Back with the day's movements, and the buying in the financial and mining sectors left the defensives ripe for the bears, with the likes of the pharma GlaxoSmithKline, down 9p at 1239p, the consumer goods giant Reckitt Benckiser, down 27p at 3504p, and the power generation group International Power, down 1.3p at 327.2p, falling behind. United Utilities, Severn Trent and Drax, the owner and operator of the Drax coal-fired power plant, were also under pressure last night, losing 3p to 554.5p, 4p to 1196p and 3.8p to 377.5p respectively.
Elsewhere, the aeroplane parts supplier Meggitt received a boost from UBS, gaining 8.6p to 297.6p after the broker said that on its estimates, consensus hopes for 2010 to 2012 were around 6 to 7 per cent too low. "As air traffic demand improves, we believe Meggitt will continue to re-rate to historical valuation levels, likely aided by consensus upgrades as [aviation] aftermarket growth improves," UBS said, reiterating its "buy" and revising its target price to 340p, compared to 325p previously. "Over the next five years, we expect Meggitt to grow earnings per share at an average rate of around 10 per cent per annum."
On the downside, HSBC dampened sentiment around JD Wetherspoon, the pubs group, which fell to 519p, down 6.5p, after the broker switched its stance to "underweight" from "neutral" on valuation grounds.

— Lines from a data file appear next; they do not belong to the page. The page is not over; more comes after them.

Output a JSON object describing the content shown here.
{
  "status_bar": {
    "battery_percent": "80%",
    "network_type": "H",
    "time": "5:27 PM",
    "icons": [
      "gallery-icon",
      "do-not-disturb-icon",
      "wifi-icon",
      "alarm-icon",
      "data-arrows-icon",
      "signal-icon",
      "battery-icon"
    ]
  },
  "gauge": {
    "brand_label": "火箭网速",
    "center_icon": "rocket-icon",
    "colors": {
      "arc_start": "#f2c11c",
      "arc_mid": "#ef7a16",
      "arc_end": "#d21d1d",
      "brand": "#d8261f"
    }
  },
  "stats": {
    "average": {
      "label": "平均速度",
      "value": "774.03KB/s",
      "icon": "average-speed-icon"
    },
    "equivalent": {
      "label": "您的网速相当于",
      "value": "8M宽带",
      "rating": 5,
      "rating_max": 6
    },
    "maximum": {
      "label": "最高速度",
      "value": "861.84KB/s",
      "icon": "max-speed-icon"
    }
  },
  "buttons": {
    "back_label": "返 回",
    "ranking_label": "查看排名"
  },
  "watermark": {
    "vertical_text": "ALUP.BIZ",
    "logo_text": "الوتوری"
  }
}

Though pleased with the recent news on bank refinancing, which it said provides balance sheet headroom for Wetherspoon to reinstate dividends, the broker said the stock was the most expensive in the pubs sector. Seymour Pierce was also negative on valuation, repeating its "sell" view, albeit with a higher 450p target price. The broker said the "the share price appears to be up with events".